A trail cuts directly through the center of the meadow and exits through a stand of virgin growth spruce, their silver edged needles glistening like frost during all seasons of the year. Here, deer hide, listening and smelling the air, before cautiously tip toeing to the spring to drink. Here, also, elk rest on their yearly migrations up and down the mountain. Occasionally a black bear skirts the meadow, never brave enough to show itself in the open. There have been too many close calls—safety is only in the dark heart of the trees.
In the middle of the meadow, not far from the trail, the bones are scattered—white, sun bleached bones, bones now devoid of any flesh or hide, showing the teeth marks of skunks and badgers and porcupines and mountain lions.
The skull rests in a clump of blue mountain iris, several yards away from the spine and leg bones. Tiny blue flowers, no larger than a baby’s fingernail, bloom through the eyeholes of the skull.
The spine, leg bones, and other bones are covered by tall swaying grass. A person walking or riding through the meadow would not easily see the bones.
At times the camp robbers sit on the bones, even roll over the smaller rib bones and disjointed back vertebra to look for grubs or worms, or maggots. At one time, when the flesh still clung to them, the bones had been feasts to hawks and buzzards. Now they are merely bones; dry, white, bones—bones like old and weathered headstones in graveyards.

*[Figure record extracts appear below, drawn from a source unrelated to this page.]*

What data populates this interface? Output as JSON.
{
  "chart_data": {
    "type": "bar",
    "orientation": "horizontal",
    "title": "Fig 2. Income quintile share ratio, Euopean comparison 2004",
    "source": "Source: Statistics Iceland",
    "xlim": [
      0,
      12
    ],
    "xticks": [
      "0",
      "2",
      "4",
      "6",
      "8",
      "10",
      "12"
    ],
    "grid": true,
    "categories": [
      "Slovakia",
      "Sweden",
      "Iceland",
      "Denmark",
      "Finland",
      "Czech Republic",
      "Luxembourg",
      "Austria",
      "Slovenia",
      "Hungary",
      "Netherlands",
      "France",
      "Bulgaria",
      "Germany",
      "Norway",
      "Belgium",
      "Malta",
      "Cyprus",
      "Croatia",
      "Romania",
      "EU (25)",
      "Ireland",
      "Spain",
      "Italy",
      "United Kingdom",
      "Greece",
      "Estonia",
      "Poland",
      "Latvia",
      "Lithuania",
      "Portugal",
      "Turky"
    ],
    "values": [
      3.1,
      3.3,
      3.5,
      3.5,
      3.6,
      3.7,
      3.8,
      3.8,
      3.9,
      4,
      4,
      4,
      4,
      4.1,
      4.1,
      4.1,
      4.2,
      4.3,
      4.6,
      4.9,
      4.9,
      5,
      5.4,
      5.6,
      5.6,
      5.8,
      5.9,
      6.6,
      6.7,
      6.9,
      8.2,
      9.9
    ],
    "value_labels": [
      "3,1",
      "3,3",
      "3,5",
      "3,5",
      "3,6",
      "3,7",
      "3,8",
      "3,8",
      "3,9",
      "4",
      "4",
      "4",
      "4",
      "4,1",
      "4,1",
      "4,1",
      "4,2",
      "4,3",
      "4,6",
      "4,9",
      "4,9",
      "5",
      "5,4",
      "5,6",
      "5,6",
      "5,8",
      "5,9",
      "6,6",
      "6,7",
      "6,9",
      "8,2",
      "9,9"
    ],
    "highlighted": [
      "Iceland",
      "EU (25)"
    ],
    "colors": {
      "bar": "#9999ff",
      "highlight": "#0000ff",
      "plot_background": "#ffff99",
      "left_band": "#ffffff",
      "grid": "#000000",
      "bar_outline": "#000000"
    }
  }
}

Not far from the bones, on the side of the meadow that catches the morning sun, and back in the trees, are cut pine poles over twelve feet long. Poles used to erect a wall tent. There is also a round grill used to place over a fire and support a heavy coffeepot. Partially covered by tall grass is a fire pit with its circle of rocks. Now, tiny white flowers, the size of ice crystals, poke their way through the charred earth. On the edge of the trees is a half rotten stack of cut and split firewood, piled up for another planned trip—a wasted effort, as though one had kidded himself and felt he could foretell the future and plan.
It is a beautiful mountain meadow. But there are the bones. The white, dry, gravestone bones.